Late last week, I was traveling from Mumbai to Ahmedabad, expecting a routine landing around 8:30 pm. Instead, nature had other plans. Severe lightning, heavy thunderstorms, and unsafe landing conditions meant our aircraft attempted to land three times and then made the only responsible decision left: divert to one of the nearest viable airport, Surat. This was not a hypothetical risk. This was risk materializing in real time.
To add to the emotional backdrop, Ahmedabad had recently witnessed a tragic Air India crash that killed almost everyone on board except one survivor. That reality was not lost on many of us sitting in that aircraft. As the pilot announced this diversion, I was talking with people near my seat where some were calm but afraid what would happen to the flight!
This is a textbook example of risk response planning. As the primary risk of not landing in the destination city became an issue, the secondary risks were identified and analyzed working within the constraints of safety for all. And yet—this is where things started to unravel when risk management meets human behavior.
As announcements continued, emotions in the cabin escalated.
- People began raising their voices (raising is put mildly here).
- Many formed informal lines in the aisle inside the aircraft inconveniencing others.
- Others demanded to deplane because they “had friends in Surat.”
- A few insisted this was the airline’s “fault” and demanded vouchers.
- One passenger demanded that their checked-in luggage be retrieved immediately—on the tarmac because their Uber would be coming soon (what, to the tarmac?)
The emotional intelligence of this pilot operating under this pressure was commendable!
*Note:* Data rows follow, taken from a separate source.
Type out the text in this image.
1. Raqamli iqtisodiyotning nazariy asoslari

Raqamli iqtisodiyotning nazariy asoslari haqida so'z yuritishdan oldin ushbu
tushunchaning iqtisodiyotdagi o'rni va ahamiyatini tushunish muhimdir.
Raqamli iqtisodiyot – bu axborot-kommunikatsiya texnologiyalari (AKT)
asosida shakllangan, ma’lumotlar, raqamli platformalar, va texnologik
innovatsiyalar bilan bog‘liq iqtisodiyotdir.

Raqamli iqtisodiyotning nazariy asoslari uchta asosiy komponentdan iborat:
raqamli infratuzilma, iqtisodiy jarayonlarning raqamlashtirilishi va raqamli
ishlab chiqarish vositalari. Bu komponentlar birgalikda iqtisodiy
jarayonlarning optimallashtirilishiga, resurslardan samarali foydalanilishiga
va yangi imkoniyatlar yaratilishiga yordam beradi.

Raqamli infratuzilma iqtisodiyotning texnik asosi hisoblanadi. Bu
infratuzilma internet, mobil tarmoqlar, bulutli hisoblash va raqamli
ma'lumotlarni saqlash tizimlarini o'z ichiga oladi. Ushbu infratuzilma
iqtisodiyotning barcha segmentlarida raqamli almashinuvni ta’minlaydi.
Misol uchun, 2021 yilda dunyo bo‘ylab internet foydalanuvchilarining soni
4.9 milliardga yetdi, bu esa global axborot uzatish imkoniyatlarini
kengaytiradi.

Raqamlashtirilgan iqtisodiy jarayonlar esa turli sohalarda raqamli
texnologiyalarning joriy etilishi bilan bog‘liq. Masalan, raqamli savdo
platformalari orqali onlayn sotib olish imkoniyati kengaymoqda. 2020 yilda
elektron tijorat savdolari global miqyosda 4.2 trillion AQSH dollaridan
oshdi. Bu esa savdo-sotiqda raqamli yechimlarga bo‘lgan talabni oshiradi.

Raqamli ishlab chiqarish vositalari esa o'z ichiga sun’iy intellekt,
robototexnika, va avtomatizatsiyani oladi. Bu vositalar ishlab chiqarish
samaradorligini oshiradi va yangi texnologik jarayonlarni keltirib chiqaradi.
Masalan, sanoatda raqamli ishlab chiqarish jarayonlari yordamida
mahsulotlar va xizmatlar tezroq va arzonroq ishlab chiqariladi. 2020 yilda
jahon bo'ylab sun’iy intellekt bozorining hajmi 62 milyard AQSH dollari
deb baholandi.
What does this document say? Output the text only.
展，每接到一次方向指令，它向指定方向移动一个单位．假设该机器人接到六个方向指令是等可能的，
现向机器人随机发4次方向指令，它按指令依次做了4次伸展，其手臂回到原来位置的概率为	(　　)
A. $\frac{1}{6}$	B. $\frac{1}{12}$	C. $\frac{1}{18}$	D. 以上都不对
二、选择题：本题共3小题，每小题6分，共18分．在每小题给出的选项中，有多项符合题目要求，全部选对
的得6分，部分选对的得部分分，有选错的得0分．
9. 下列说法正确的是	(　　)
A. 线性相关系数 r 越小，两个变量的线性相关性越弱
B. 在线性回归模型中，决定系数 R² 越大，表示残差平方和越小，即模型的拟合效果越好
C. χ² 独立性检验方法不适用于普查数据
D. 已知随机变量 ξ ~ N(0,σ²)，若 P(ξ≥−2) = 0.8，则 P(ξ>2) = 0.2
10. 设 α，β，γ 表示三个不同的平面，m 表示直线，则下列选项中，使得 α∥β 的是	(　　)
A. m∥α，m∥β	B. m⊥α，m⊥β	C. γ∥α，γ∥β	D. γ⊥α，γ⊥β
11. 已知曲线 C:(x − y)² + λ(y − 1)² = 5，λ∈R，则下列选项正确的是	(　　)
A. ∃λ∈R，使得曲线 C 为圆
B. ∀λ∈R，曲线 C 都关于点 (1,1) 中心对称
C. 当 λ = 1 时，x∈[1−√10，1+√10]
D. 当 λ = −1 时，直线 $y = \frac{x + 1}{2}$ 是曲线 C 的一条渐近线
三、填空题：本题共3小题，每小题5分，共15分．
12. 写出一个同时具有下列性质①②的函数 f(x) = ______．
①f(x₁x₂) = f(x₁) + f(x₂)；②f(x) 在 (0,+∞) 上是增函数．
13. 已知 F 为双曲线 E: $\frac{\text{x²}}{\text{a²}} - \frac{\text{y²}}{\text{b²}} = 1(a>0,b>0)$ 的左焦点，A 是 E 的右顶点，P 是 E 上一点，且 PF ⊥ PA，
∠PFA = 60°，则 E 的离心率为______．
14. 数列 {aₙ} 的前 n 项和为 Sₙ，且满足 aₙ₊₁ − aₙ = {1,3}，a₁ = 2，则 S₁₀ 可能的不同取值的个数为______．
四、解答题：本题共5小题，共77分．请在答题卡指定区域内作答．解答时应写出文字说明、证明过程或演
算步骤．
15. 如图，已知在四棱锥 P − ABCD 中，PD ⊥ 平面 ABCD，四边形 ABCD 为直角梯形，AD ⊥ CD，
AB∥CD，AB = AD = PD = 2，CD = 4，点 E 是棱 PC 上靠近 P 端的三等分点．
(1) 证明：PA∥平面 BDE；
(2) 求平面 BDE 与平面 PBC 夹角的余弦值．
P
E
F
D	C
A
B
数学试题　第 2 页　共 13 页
He was patiently addressing that he was still working with the air traffic control (ATC) authorities as the opportunity to take off to Ahmedabad was very likely as the weather storm will clear soon. He emphasized that situation is still fluid and that the flight is officially not yet cancelled and no one can be deplaned unless there is a medical emergency or he got ATC confirmation.
As if he jinxed the situation, he got on the call and quickly announced that another diverted aircraft had a medical emergency, requiring a passenger to be deplaned for urgent treatment. He said that the refreshments are on the way but the medical emergency is being prioritized. It created another uproar between the passengers where some complained that why someone can deplane in another plane but they can't deplane from this plane! Others were answering in their own words which part of the medical emergency they didn't understand!
Amidst this chaos, the most surreal moment of all happened! I saw a few teenagers and adults pushing forward to take selfies with the pilot and airhostess. Really! It was disheartening to see safety and empathy deprioritized over social media hype! In that moment, I wasn’t just witnessing travel frustration. I was witnessing a complete breakdown in understanding how people break the systems under stress.
What many failed to understand:
- Contingency plans are not personalized
- Exceptions are not scalable
- Safety decisions cannot be crowd-sourced mid-crisis
- Regulatory constraints are not negotiable based on emotion
In project management, product delivery, aviation, healthcare, crisis response or virtually any discipline or industry, the rule is the same:
"Once risk materializes, options narrow. Discipline increases. Flexibility decreases."
Everyone of us is also a leader! So, we need to practice leadership when adversity strikes us. Don't ever waste a risk! When an issue presents, practice the leadership hygiene on how to accommodate these contingencies that arise. Having only plan A is an unrealistic optimism. Having a plan B is a realistic professionalism. Knowing when to activate and respond to the issues that presents before us is leadership. Contingency and fallback plans exist precisely for moments when conditions change rapidly, emotions escalates, conflicts arise over individual preferences over group safety, and decisions are made with just-enough incomplete information!
And yet, in corporate settings, I often hear:
- “Let’s cross that bridge when we come to it”
- “We’ll figure it out if it happens”
- “That’s an edge case”
Until it isn’t. This practice makes us complacent leaving us to react unempathetically!
The real lesson from that flight wasn’t about aviation but leadership. It is about how humans process and respond when the control is taken away! If you respond with entitlement, blame, or opportunism, then, there is a continuous improvement opportunity. Learn to respond with patience, practice situational awareness, trust/appreciate/respect other's people expertise, process guidelines, and systems in place for larger society.
Leadership—true leadership—shows up not when things go as planned, but when they don’t.
That night, safety won. Process won. Calm leadership won. And while not everyone appreciated it in the moment, everyone benefited from it.
How do you relate to my interpretation of this experience? What other experience, similar to or different from mine, have you experienced? I am looking forward to hearing from you!